Yeah, I do. In public defending, it's oral advocacy. When we're not in a pandemic, it's advocacy in a court room, and so there is a certain performative quality to it. You have to be willing to be performing in front of an audience because there'll be people in the courtroom waiting for their case to be called, or there for your case or whatever. You're there on your feet, waiting in just the same way that a live performer is, reading the audience, reading the decision makers, if it's the judge or a jury, trying to pitch your [performance] - you know, slower, faster, louder, quieter. [inner monolog] "This isn't working, this isn't working - Oh, this is working!" You know?

So there is that. And also - efficiency over time. It's appreciated that people's attention span in the digital age gets shorter. So how to be efficient with your words and your arguments without losing people, and I really like doing that in my stage stories. I like to strip them down to the essence. That's one of the things I'm really challenged by and enjoy in solo performance. In this digital era when people check their smartphones every five minutes and stuff, how to captivate an audience for an hour or whatever. They're sitting there in the dark watching you, and you don't have props, maybe you have light or sounds cues, but it's such a stripped-down medium. It's such a challenge to me to maintain their interest and their engagement such that the time goes by and they're not shifting from one butt cheek to the other and wondering when the guy's gonna shut the fuck up, you know?
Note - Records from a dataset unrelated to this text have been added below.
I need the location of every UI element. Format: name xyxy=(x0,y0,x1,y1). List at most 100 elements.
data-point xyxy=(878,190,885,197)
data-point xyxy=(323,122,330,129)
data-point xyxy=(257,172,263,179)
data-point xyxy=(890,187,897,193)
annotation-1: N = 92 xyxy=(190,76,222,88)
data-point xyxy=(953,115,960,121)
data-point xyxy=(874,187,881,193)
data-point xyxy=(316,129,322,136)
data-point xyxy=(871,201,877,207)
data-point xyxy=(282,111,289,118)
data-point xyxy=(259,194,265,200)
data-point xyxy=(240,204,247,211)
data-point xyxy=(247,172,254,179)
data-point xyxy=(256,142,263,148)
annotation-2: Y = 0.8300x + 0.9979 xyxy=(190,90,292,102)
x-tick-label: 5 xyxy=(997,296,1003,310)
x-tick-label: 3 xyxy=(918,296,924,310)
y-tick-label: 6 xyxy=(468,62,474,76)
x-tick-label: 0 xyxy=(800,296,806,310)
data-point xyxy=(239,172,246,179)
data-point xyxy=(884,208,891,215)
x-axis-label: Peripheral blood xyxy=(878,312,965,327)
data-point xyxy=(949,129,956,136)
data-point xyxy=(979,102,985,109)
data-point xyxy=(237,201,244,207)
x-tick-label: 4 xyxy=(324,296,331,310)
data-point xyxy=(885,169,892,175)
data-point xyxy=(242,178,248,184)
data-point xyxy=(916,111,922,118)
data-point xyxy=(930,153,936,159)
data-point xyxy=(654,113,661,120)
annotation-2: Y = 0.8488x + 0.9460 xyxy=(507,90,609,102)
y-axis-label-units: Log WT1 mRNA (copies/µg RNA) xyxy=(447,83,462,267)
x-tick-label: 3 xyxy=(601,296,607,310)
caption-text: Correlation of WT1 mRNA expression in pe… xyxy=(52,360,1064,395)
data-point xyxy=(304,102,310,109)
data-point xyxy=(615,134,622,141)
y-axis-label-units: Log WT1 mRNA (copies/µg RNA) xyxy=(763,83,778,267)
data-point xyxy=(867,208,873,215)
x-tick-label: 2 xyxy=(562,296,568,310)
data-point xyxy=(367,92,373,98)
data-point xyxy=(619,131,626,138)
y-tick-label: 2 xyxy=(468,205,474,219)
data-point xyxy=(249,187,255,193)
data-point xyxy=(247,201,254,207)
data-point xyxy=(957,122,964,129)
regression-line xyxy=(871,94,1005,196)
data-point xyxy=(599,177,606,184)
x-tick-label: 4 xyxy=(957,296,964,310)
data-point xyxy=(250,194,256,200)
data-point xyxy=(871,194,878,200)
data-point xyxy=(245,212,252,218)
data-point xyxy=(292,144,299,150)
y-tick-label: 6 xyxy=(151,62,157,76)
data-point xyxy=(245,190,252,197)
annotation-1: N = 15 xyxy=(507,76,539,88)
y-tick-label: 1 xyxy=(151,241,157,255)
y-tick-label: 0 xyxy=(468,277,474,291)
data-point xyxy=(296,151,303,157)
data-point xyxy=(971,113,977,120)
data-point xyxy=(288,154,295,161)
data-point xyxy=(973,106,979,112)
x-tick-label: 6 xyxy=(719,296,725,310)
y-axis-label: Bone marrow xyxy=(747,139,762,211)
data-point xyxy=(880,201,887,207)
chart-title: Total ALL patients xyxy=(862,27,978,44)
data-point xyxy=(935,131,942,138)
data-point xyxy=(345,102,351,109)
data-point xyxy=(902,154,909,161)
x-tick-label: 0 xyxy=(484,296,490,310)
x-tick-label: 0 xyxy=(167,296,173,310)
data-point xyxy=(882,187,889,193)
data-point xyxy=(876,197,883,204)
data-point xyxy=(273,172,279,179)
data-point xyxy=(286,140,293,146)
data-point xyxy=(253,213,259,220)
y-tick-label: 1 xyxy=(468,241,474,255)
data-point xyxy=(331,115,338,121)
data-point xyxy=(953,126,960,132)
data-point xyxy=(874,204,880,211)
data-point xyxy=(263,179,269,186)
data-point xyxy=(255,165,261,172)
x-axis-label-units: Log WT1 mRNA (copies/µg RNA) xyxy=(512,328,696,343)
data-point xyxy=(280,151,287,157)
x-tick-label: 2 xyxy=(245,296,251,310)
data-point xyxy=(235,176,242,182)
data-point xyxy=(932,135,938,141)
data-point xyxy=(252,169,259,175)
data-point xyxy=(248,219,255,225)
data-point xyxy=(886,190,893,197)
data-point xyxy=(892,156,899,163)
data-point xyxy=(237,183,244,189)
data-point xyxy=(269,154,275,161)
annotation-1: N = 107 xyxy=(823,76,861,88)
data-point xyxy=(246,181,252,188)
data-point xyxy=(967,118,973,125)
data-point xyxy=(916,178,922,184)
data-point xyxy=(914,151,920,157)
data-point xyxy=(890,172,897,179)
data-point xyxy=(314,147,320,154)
Now that you've had success as a solo performer in shows that you've written, do you have any desire to act in other people's work?

I've only done very, very little of that. I wouldn't say "no," but it hasn't really come that way to me. This has always been an avocation, not a job, because I do have my day gig. The initial compulsion is the creative spark of these compelling stories that are in me or pass me by that need to be shared, the lives of my indigent clients that need a voice. That's been more of the compulsion for me, rather than you know let me just get up there and perform someone else's lovely work.

We're at this point with Covid where we are hopefully emerging from the worst of the pandemic, and I think a lot of us are now looking for any helpful lessons we might have learned from this whole, horrendous experience. Has the past year's emphasis on sheltering in place and working from home at all mitigated the accessibility issues you encounter as someone in a wheelchair?

It does. Because if you're talking about a platform like Zoom, that can be a certain leveling device. I think in a lot of ways technology has been a leveler for people with disabilities, you know either to be able to see or make the font bigger, all these devices are kind of workarounds for people with disabilities of this sense or the other sense.

I posted on my Facebook that one of the things I did not miss this past year is all of the minutes which add up to hours that I spend in public restrooms waiting for someone to get out of the one accessible stall, when I'm looking at a bunch of open, inaccessible stalls. Some people like to use the accessible stall because it's roomier or seemingly more private, and I just had a year of not having to lurk around like some lech in public bathrooms, waiting for somebody who doesn't need it to get out of the accessible stall. So I don't miss that!

But yeah, to your larger point, familiarity with Zoom and some of the technological advances, it has definitely helped some people with disabilities interact more. But like everybody, I look forward to being out in the world again, encountering strangers in impromptu ways. I think there's no substitute for face-to-face physical interaction. I think we are all starved for that, starved for physical contact.